Het is de rechtbank zeer duidelijk geworden dat de huidige situatie waarin partijen zich bevinden en waarin partijen om en om de zorg voor de kinderen in de voormalige echtelijke woning op zich nemen, voor partijen zeer belastend is. De rechtbank ziet echter geen andere mogelijkheden op dit moment, met name omdat het voor [minderjarige 1] van groot belang is dat hij in de echtelijke woning kan worden verzorgd. Met de Raad hoopt de rechtbank dat de intake van partijen bij het OKT niet lang meer op zich laat wachten en dat vanuit daar hulpverlening partijen kan gaan bijstaan en er gezocht kan worden naar een andere oplossing. Het is daarbij van het grootste belang dat er voor [minderjarige 1] op korte termijn een veilige en gestructureerde zorgregeling komt die uitvoerbaar is. Aangezien beide ouders de gedeelde zorg – die groot is – voor de meervoudig ernstig gehandicapte [minderjarige 1] dragen, deze zorg niet door de moeder alleen kan en moet worden gedragen en de vader bij eventuele toewijzing van de woning aan de moeder geen zorg meer kan verlenen, is het in het belang van [minderjarige 1] noodzakelijk dat de vader binnen een voor [minderjarige 1] acceptabele termijn een aangepaste woonruimte verkrijgt. De rechtbank spreekt de hoop en verwachting uit dat de verantwoordelijke instantie uitvoering geeft aan hetgeen in artikel 3 van het Verdrag inzake de rechten van het kind is bepaald, te weten dat bij alle maatregelen betreffende kinderen de belangen van het kind de eerste overweging vormen, alsmede aan de aan de overheid opgelegde verplichtingen uit het VN Verdrag van New York inzake de rechten van personen met een handicap.
5.4.
De rechtbank heeft begrip voor het feit dat de vrouw wijziging van de beschikking verzoekt omdat de huidige situatie voor haar uitzichtloos en onredelijk voelt, maar hetgeen door de vrouw op de verschillende punten is aangevoerd is, naar het oordeel van de rechtbank, niet van zodanige aard dat de genomen beslissingen voor de duur van de procedure niet in stand kunnen blijven. Niet gesteld of gebleken is dat de vrouw als gevolg van de beslissingen financieel in een onhoudbare situatie is komen te verkeren. Voor overige heeft de vrouw haar stellingen onvoldoende onderbouwd om tot een wijziging te kunnen komen, gezien het strenge criterium dat de wetgever hieraan stelt. Alle betrokken belangen in aanmerking genomen, ziet de rechtbank op basis van hetgeen door de vrouw is aangevoerd geen aanleiding om de huidige voorziening niet in stand te laten voor de duur van de procedure.

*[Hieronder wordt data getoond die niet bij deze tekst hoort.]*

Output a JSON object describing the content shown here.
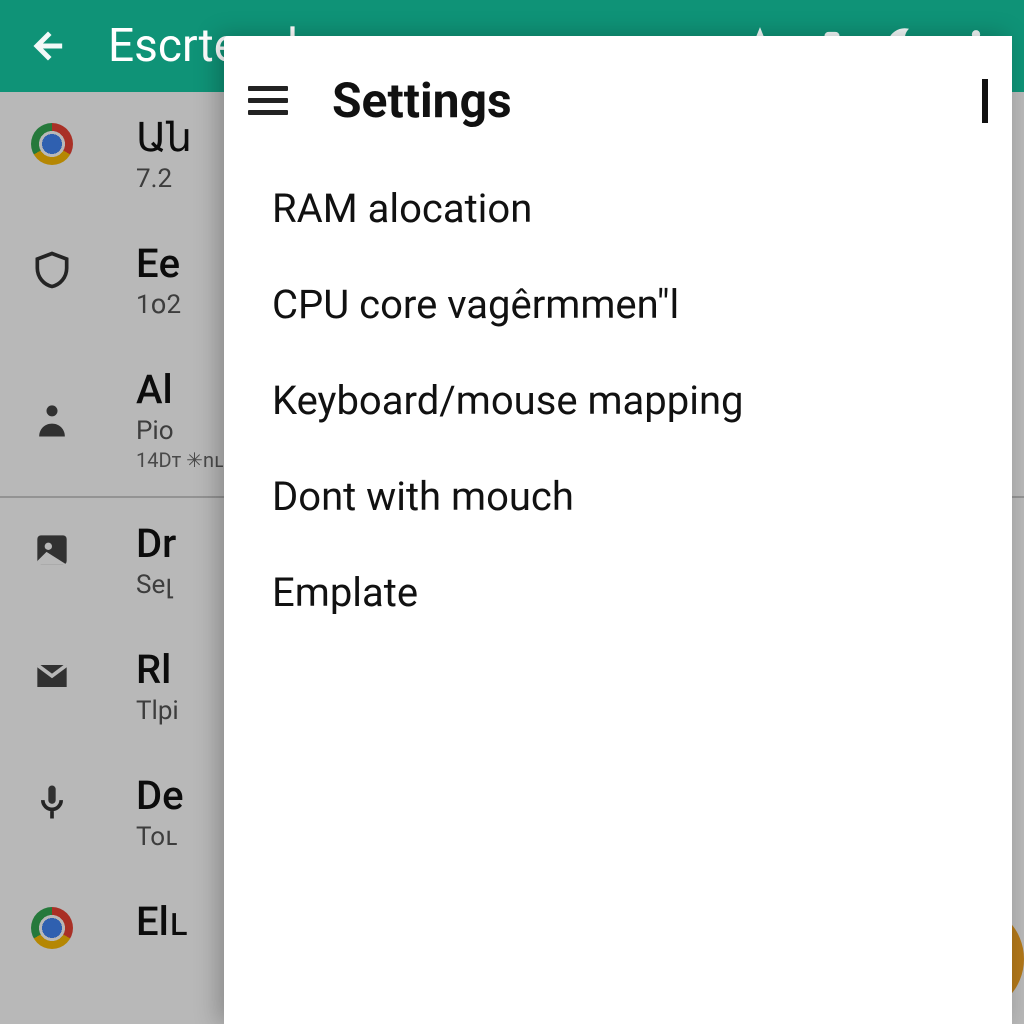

De rechtbank zal trachten om in de bodemprocedure zo spoedig mogelijk een mondelinge behandeling te plannen, waarbij dan meegenomen kan worden wat de voortgang van partijen bij het OKT is geweest.
5.5.
Dit leidt tot de volgende beslissing.

6.De beslissing

De rechtbank:
- wijst het verzoek van de vrouw af.
Deze beschikking is gegeven door mr. L. van der Heijden, rechter, en in het openbaar uitgesproken in tegenwoordigheid van mr. M.T.C. Duijzer, griffier, op 16 december 2021.